From Umberto Eco’s essay Casablanca, or, The Clichés are Having a Ball:
“Thus Casablanca is not just one film. It is many films, an anthology. Made haphazardly, it probably made itself, if not actually against the will of its authors and actors, then at least beyond their control. And this is the reason it works, in spite of aesthetic theories and theories of film making. For in it there unfolds with almost telluric force the power of Narrative in its natural state, without Art intervening to discipline it.
And so we can accept it when characters change mood, morality, and psychology from one moment to the next, when conspirators cough to interrupt the conversation if a spy is approaching, when whores weep at the sound of “La Marseillaise.” When all the archtypes burst in shamelessly, we reach Homeric depths. Two cliches make us laugh. A hundred cliches move us. For we sense dimly that the cliches are talking among themselves, and celebrating a reunion… Something has spoken in place of the director.

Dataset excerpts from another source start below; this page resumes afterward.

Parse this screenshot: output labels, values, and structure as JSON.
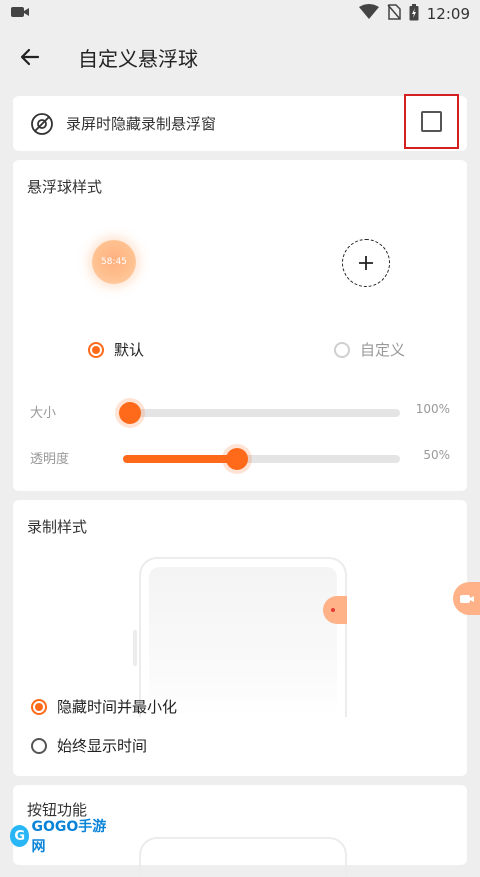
{
  "status_bar": {
    "time": "12:09"
  },
  "header": {
    "title": "自定义悬浮球"
  },
  "hide_floating_window": {
    "label": "录屏时隐藏录制悬浮窗",
    "checked": false
  },
  "floating_ball_style": {
    "title": "悬浮球样式",
    "preview_time": "58:45",
    "options": [
      {
        "label": "默认",
        "selected": true
      },
      {
        "label": "自定义",
        "selected": false
      }
    ],
    "size": {
      "label": "大小",
      "value": "100%",
      "fraction": 0.0
    },
    "opacity": {
      "label": "透明度",
      "value": "50%",
      "fraction": 0.41
    }
  },
  "recording_style": {
    "title": "录制样式",
    "options": [
      {
        "label": "隐藏时间并最小化",
        "selected": true
      },
      {
        "label": "始终显示时间",
        "selected": false
      }
    ]
  },
  "button_function": {
    "title": "按钮功能"
  },
  "watermark": {
    "brand": "GOGO手游网"
  },
  "colors": {
    "accent": "#ff6a1a",
    "highlight_border": "#d42020"
  }
}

If nothing else, it is a phenomenon worthy of awe.”
I’d like to see more of this kind of thing, and bringing the archetypes of three-dimensional artwork into the reunion seems not only feasible, but imperative.

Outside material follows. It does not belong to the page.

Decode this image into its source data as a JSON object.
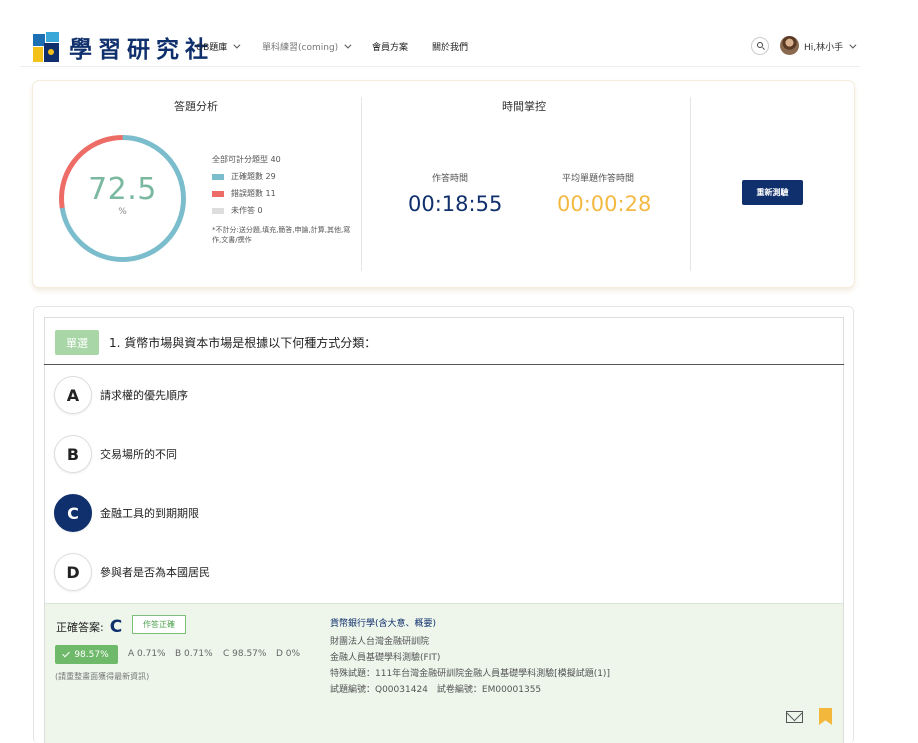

The most valuable and durable place for art to be preserved is in an endless series of living memories and in a living, vibrant, and anarchic popular culture. The names and forms will be changed and lost over time, but the substance can survive, adapt, and reconfigure. As the icons converse, they’ll create new meaning, new rhymes, and new jokes—always building on the past, always creating more and more and more. Digitizing all of it is an important step in making the Narrative as rich as possible and in making it last.